O cadastro que entrou no radar é o cadastro biométrico, usado para confirmar a identidade de quem recebe ou pede benefícios. A regra atinge pessoas elegíveis ao Programa Bolsa Família identificadas no Cadastro Único.
Segundo o Ministério da Gestão, o mesmo prazo também vale para quem solicitar salário-maternidade, benefício por incapacidade, pensão por morte, seguro-desemprego e abono salarial.

Quem precisa fazer a biometria até o prazo?

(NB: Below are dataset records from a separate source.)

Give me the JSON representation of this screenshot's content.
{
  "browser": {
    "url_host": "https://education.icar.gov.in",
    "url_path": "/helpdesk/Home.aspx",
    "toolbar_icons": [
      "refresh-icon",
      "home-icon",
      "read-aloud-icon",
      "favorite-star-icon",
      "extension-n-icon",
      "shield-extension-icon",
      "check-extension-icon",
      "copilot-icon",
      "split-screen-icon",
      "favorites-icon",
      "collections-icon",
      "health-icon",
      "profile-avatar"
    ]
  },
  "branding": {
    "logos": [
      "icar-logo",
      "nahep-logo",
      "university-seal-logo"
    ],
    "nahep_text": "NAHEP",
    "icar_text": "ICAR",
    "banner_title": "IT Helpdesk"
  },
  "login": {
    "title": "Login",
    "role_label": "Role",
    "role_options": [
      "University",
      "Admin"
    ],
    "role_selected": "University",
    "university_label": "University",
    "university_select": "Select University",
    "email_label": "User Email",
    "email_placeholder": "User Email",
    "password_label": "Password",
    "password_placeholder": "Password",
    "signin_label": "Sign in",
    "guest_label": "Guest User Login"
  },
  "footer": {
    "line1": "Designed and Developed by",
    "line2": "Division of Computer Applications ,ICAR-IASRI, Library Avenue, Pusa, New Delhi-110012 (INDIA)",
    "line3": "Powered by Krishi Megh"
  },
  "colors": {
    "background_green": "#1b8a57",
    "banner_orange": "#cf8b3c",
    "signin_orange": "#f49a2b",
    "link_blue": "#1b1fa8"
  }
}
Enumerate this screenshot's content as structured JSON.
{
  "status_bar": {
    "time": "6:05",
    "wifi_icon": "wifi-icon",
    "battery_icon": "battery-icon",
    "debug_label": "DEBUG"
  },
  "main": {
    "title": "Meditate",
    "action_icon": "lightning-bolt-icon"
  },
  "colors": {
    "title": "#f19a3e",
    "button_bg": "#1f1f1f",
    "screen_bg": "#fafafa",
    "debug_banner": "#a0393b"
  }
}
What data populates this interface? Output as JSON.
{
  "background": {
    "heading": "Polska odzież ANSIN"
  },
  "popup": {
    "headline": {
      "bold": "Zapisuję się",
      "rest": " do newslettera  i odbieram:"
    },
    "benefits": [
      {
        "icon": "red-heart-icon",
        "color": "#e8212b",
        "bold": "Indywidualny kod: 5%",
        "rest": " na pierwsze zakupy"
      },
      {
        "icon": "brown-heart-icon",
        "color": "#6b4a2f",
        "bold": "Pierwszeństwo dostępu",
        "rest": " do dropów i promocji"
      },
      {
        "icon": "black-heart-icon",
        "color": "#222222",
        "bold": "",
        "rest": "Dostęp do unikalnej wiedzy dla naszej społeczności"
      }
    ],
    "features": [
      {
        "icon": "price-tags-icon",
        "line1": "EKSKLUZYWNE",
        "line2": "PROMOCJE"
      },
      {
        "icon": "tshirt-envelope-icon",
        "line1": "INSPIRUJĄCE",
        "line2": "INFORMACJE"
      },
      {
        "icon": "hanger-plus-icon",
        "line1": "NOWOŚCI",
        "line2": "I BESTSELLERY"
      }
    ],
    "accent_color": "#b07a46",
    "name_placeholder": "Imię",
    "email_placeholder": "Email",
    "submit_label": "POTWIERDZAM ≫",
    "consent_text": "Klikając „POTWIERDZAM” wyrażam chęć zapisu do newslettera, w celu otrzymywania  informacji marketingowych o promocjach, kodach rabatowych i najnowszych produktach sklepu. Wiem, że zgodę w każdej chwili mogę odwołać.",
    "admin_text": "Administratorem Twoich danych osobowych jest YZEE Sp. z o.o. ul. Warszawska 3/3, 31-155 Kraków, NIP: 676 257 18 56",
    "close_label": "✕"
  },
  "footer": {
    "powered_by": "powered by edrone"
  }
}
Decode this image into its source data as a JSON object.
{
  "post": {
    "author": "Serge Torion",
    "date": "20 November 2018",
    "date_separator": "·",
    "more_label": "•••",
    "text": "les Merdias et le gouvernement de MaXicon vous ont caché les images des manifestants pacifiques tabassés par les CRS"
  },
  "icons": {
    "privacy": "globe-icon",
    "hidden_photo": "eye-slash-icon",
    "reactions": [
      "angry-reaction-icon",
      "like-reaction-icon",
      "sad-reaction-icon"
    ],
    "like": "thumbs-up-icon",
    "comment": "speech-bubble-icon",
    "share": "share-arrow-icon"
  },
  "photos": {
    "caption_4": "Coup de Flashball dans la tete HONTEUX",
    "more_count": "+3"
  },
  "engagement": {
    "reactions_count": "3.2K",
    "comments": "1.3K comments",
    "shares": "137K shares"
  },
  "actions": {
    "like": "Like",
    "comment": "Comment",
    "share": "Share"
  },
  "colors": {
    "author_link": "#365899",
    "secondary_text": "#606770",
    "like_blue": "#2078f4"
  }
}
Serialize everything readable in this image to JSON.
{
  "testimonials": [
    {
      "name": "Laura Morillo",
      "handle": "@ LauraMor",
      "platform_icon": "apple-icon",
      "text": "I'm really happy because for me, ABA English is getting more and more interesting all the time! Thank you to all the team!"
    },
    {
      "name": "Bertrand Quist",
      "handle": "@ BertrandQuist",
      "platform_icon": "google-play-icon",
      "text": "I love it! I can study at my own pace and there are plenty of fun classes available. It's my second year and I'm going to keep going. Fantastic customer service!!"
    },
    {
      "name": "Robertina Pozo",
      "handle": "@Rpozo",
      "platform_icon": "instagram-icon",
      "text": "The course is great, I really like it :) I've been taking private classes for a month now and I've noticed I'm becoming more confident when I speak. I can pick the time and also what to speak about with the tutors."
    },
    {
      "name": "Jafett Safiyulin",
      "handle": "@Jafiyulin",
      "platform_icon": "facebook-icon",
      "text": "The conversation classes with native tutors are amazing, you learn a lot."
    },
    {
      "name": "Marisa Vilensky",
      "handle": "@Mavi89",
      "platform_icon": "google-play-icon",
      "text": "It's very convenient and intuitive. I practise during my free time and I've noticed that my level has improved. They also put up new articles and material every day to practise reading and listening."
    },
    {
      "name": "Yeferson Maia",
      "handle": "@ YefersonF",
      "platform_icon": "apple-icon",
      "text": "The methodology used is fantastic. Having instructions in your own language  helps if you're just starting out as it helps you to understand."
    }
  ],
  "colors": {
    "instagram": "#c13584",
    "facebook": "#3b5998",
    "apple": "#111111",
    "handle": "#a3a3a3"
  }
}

Quem ainda não tem biometria em nenhuma base oficial precisa se organizar. A forma mais indicada é emitir a Carteira de Identidade Nacional, porque a CIN coleta a biometria e passa a ser a base principal de identificação.
Na prática, os cuidados mais importantes são:
- Quem recebe Bolsa Família: deve conferir se já tem biometria registrada em base oficial.
- Quem não tem biometria: precisa buscar a emissão da CIN dentro do prazo.
- Quem já tem biometria no TSE: segue regra de transição antes da exigência exclusiva da CIN.
- Quem tem CNH ou passaporte com biometria: também pode estar coberto na fase de transição.
- Quem vai pedir benefício novo: deve verificar a biometria antes de iniciar o pedido.
Como funciona a biometria para benefícios sociais?
A biometria usa dados físicos da pessoa, como impressão digital e foto, para confirmar identidade. A ideia é reduzir fraude, evitar pagamento em nome errado e tornar o acesso aos benefícios mais seguro.
O caminho básico é:
- Verificar se já existe biometria em alguma base oficial.
- Agendar a emissão da CIN no estado onde mora.
- Levar certidão de nascimento ou casamento no dia marcado.
- Fazer a coleta da foto e das digitais no atendimento.
- Acompanhar mensagens nos canais oficiais do benefício.
A biometria não é um benefício novo e não substitui as regras de renda do programa. Ela funciona como uma confirmação de identidade para manter o pagamento mais seguro e reduzir cadastros duplicados.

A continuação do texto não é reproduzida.